Cannes, Venedik ve Toronto gibi sinema sektörünün kalbinin attığı festivallerin ödül alan, öne çıkan ve çok merak edilen filmleriyle seyirciyi buluşturan Filmekimi, bu yıl da her sinemaseverin ilgisini çekecek bir seçkiyle geliyor. Peki, izlemek istediğiniz filmlere henüz karar veremediniz mi? Fil’m Hafızası, Filmekimi’nde kaçırılmaması gereken filmleri sizler için kaleme aldı. Keyifli okumalar…
The Zone of Interest (Yön. Jonathan Glazer, 2023)
Bu yılki festival macerasıyla en öne çıkan yapımlardan biri şüphesiz İngiliz yönetmen Jonathan Glazer’ın son filmi olan The Zone of Interest (2023) olmalı. İlk gösterimini 76. Cannes Film Festivali’nde yapan film, Grand Prix ve FIPRESCI ödüllerinin sahibi olmuştu. Ben filmi şahsen görmedim, lakin benzersiz anlatımı, kusursuz yönetimi ve düşündürücü temalarıyla film, sinemaseverlerin ve kimi şanslı festival izleyicilerin dikkatini çekmişe benziyor.

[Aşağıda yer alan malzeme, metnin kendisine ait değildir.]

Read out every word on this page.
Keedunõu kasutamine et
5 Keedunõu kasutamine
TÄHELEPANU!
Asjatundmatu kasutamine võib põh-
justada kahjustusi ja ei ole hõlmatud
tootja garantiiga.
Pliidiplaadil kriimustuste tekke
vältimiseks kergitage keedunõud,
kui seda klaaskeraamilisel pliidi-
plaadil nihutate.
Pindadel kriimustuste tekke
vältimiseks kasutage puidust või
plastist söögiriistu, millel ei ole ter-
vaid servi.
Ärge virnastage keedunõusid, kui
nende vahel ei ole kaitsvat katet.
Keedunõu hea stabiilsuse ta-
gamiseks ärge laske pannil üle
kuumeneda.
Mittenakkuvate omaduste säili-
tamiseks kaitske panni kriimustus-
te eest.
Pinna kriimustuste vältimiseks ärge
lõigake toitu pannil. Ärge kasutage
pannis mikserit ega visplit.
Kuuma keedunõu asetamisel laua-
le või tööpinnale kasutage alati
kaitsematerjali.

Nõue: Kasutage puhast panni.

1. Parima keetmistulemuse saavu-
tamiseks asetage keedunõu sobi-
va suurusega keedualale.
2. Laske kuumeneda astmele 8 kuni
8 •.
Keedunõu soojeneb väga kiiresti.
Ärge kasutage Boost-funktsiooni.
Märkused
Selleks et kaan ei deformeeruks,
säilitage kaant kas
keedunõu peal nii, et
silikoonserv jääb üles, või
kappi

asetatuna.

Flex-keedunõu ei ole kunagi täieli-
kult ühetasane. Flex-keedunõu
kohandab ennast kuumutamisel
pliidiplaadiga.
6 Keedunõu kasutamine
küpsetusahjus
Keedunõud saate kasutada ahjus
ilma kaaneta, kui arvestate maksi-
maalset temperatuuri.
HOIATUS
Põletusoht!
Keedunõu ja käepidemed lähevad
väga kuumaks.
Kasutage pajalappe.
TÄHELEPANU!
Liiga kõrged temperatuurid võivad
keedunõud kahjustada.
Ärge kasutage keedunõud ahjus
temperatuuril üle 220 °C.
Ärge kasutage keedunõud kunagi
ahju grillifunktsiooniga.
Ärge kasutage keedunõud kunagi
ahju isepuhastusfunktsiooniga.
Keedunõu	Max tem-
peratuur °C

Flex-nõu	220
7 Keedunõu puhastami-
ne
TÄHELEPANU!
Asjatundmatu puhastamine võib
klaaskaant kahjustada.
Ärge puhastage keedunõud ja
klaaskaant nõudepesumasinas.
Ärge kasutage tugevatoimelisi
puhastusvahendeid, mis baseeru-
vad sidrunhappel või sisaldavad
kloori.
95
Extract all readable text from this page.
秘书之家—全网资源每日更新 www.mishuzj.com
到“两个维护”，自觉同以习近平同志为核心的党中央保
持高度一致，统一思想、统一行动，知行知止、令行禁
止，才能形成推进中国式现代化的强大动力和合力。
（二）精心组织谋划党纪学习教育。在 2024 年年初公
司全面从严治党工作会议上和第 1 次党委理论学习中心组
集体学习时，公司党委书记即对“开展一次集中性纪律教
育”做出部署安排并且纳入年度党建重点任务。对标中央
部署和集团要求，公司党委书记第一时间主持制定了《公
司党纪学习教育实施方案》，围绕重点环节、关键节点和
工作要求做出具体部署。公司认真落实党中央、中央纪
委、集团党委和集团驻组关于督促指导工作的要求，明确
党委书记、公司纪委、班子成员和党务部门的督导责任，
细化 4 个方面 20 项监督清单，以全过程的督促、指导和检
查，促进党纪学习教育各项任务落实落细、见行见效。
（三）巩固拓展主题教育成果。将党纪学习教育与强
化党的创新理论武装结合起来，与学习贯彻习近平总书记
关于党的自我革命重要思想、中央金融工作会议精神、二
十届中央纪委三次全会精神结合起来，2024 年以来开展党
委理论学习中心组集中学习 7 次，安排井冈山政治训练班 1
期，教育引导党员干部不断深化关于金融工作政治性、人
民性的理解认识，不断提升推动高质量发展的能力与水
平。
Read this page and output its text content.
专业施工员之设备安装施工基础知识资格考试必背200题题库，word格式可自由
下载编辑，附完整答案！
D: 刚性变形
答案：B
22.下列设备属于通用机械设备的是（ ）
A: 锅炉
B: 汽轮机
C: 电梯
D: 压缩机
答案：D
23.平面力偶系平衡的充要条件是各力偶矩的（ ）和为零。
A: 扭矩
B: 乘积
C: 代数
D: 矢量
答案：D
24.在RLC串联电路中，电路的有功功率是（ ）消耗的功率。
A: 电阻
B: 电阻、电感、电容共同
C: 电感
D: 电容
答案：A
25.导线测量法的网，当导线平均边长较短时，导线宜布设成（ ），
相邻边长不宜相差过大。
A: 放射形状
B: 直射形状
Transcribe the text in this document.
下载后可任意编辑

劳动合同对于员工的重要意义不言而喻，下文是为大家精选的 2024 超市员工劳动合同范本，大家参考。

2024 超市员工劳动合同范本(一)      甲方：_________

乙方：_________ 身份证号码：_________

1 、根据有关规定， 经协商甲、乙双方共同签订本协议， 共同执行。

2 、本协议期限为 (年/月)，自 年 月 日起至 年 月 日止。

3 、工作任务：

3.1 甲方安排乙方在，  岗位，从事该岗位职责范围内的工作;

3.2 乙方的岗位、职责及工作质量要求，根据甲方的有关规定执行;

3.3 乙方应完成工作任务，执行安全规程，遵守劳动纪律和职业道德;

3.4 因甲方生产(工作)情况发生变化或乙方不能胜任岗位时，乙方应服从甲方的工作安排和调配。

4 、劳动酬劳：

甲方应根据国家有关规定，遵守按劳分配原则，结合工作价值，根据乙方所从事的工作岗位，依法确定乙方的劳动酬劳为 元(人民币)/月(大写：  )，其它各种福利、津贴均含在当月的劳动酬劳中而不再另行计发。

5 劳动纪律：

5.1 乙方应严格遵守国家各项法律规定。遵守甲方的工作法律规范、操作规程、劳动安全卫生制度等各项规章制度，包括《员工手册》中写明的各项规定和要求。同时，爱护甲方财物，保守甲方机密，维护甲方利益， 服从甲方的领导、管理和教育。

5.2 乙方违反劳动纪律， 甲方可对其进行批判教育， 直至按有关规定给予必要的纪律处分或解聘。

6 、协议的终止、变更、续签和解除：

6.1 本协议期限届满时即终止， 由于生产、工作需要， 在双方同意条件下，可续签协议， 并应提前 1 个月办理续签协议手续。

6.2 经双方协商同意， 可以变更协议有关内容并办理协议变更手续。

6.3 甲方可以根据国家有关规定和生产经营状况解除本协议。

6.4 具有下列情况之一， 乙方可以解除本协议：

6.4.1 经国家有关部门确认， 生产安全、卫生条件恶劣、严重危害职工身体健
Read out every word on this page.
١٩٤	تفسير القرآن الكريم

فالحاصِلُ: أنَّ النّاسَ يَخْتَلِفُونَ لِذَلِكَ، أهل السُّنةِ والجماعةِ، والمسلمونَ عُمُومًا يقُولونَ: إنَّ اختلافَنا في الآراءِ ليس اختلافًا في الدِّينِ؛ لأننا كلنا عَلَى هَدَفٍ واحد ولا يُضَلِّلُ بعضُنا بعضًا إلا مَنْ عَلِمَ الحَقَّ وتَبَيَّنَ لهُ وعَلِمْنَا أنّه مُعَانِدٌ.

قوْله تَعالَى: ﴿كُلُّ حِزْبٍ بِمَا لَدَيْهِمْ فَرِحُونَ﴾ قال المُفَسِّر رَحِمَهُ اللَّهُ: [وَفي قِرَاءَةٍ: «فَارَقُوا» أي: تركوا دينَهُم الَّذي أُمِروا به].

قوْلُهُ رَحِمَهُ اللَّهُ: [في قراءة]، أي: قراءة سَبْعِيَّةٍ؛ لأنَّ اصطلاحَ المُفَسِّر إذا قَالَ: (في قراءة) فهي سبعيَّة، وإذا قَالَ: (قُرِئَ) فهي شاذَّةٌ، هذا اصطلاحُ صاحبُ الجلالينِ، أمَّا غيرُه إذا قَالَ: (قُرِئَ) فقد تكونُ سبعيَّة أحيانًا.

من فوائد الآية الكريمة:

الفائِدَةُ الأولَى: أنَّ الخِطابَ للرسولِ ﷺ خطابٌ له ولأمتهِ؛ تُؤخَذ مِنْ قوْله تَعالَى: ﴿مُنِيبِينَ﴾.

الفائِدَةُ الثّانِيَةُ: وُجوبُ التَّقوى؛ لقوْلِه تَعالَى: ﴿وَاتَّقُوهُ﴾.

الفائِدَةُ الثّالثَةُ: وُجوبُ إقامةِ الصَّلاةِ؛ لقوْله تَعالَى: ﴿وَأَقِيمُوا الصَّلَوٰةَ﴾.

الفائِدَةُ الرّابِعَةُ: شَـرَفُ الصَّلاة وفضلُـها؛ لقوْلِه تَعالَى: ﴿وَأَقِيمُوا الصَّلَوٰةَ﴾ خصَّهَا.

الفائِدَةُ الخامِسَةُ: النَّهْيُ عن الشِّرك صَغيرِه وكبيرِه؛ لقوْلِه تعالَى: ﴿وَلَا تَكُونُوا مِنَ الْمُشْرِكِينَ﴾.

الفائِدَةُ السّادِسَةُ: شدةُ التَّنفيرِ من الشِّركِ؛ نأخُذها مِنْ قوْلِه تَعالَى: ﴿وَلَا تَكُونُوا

Kısaca hatırlatmak gerekirse, Jonathan Glazer’ın göz alıcı görsel tarzı ve karmaşık temaları keşfetme eğilimi taşıyan sınırlı nitekim son derece etkili ve iz bırakmış bir filmografisi bulunmaktadır. İlgili okur, şık bir İngiliz suç draması olan Sexy Beast (2000), yas ve doğaüstü olayları keşfeden Birth (2004) ve soyut anlatısı ve olağanüstü Scarlett Johansson performansıyla akıllara kazınmış bilim kurgu filmi Under the Skin (2013) filmlerini hatırlayacaktır. Glazer’ın filmleri genel olarak kasıtlı tercih edilmiş belirsiz bir anlatıya sahiptir. Filmografisi görece sınırlı olmasına rağmen, her bir eseri benzersiz ve kalıcı bir sinema başarısı olarak öne çıkar.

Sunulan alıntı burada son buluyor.